Re: Intermittent t_timerfd failures
Taylor R Campbell wrote: > sys/lib/libc/sys/t_timerfd.c timerfd_block is intermittently failing > on the i386 test bed. Here are some random observations from grepping the logs on various testbeds. 1. The failures have been happening for as long as the timerfd test case has existed. The test case was first run with source date 2021.09.19.15.52.55, and the first failure was soon thereafter, using source date 2021.09.21.09.24.15. 2. The execution time recorded by ATF on i386 indicates that the failed test cases completed in less than a second, while the successful ones took longer. For example: 2023/2023.07.08.15.32.58/test.log.gz:timerfd_block: [1.211653s] Passed. 2023/2023.07.08.16.13.00/test.log.gz:timerfd_block: [1.540414s] Passed. 2023/2023.07.08.17.43.13/test.log.gz:timerfd_block: [1.649699s] Passed. 2023/2023.07.08.19.10.00/test.log.gz:timerfd_block: [0.864084s] Failed: /tmp/build/2023.07.08.19.10.00-i386/src/tests/lib/libc/sys/t_timerfd.c:198: then=1368.605876566 now=1369.462708087 delta=0.856831521 2023/2023.07.08.20.02.10/test.log.gz:timerfd_block: [1.203076s] Passed. 2023/2023.07.08.23.42.48/test.log.gz:timerfd_block: [1.699977s] Passed. 2023/2023.07.09.00.01.55/test.log.gz:timerfd_block: [1.231773s] Passed. 3. The TNF amd64 testbed shows failures similar to the i386 one. Both are using "qemu -accel kvm" hosted on NetBSD 9. 4. The TNF sparc testbed shows no failures in 3456 runs (using plain qemu, no acceleration). 5. The TNF macppc testbed (also plain qemu) shows frequent failures, but unlike i386 and amd64, the execution time indicated by ATF is more than a second: ./2023/2023.07.06.07.59.00/test.log.gz:timerfd_block: [1.132080s] Passed. ./2023/2023.07.07.00.20.39/test.log.gz:timerfd_block: [1.062924s] Passed. ./2023/2023.07.07.04.43.15/test.log.gz:timerfd_block: [1.029156s] Failed: /tmp/build/2023.07.07.04.43.15-macppc/src/tests/lib/libc/sys/t_timerfd.c:198: check_value_against_bounds(delta.tv_sec, 1, 1) not met ./2023/2023.07.07.08.39.23/test.log.gz:timerfd_block: [1.056571s] Passed. ./2023/2023.07.07.20.19.08/test.log.gz:timerfd_block: [1.081552s] Passed. 6. My own amd64 testbed running on real hardware shows no failures in 205 runs. 7. My own i386 testbed using "qemu -accel kvm" on Linux shows no failures in 359 runs. -- Andreas Gustafsson, g...@netbsd.org
Intermittent t_timerfd failures
sys/lib/libc/sys/t_timerfd.c timerfd_block is intermittently failing on the i386 test bed.
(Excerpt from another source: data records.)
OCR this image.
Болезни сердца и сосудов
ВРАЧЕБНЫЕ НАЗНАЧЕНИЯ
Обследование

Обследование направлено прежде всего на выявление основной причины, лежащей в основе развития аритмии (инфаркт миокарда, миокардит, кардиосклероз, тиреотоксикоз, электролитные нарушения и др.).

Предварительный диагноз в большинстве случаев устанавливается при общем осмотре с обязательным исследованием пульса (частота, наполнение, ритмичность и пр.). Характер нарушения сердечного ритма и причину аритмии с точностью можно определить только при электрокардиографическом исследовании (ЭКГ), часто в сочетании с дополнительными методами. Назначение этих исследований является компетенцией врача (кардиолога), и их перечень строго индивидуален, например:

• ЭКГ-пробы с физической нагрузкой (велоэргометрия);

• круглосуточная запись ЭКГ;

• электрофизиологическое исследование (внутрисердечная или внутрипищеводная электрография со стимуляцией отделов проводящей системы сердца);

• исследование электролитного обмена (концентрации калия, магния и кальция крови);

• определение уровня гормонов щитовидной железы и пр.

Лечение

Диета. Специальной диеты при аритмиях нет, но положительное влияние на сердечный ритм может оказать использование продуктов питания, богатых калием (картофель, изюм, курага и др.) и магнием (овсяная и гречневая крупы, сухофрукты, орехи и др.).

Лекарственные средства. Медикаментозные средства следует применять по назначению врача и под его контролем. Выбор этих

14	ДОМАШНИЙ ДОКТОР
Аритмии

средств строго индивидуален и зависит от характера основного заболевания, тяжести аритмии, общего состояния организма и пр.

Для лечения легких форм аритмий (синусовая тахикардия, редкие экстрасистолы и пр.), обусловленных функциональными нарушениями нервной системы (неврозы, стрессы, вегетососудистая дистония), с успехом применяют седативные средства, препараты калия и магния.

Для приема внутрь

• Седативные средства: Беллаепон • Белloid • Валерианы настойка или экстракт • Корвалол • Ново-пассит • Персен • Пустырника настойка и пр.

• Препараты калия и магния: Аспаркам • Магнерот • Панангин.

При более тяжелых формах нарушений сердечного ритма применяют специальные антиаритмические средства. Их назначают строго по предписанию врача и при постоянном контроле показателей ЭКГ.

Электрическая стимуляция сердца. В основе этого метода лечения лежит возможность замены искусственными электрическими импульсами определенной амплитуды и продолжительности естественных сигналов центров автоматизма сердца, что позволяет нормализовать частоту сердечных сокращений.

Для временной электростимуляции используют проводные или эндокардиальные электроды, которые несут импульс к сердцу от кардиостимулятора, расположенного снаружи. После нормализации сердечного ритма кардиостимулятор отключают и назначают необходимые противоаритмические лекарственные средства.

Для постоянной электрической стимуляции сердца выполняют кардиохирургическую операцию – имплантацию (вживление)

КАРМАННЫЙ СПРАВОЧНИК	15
I added some diagnostic prints to see exactly what the timing failure is, which yielded: t_timerfd.c:198: then=1368.605876566 now=1369.462708087 delta=0.856831521 https://releng.netbsd.org/b5reports/i386/2023/2023.07.08.19.10.00/test.html#lib_libc_sys_t_timerfd_timerfd_block delta is supposed to be at least 1sec, because the test does: const struct itimerspec its = { .it_value = { .tv_sec = 1, .tv_nsec = 0 }, .it_interval = { .tv_sec = 0, .tv_nsec = 0 }, }; ATF_REQUIRE(clock_gettime(CLOCK_MONOTONIC, ) == 0); ATF_REQUIRE(timerfd_settime(fd, 0, , NULL) == 0); ATF_REQUIRE(timerfd_read(fd, ) == 0); ATF_REQUIRE(clock_gettime(CLOCK_MONOTONIC, ) == 0); That is, it checks its watch, asks to be woken in >=1sec, and then checks its watch again; the test then verifies that the watch has indeed advanced by >=1sec. This is very puzzling to me -- I would expect delta to be >2x the sleep time because of the usual hz=100-guest-on-hz=100-host problem (https://gnats.netbsd.org/43997), and certainly not less than 1sec! One possible discrepancy is that clock_gettime(CLOCK_MONOTONIC) uses nanouptime, which returns results with the resolution of the timecounter; whereas timerfd_settime uses getnanouptime, which returns reuslts with the (most likely much coarser) resolution of the hardclock interrupt, hz. But I don't see how that could explain a <1sec delta on an emulated system where I would expect to see ~2sec deltas! And this can't even be explained by sampling error within a tick, because the test is failing with a delta of 0.85 which is _five_ ticks (at 100 Hz) away.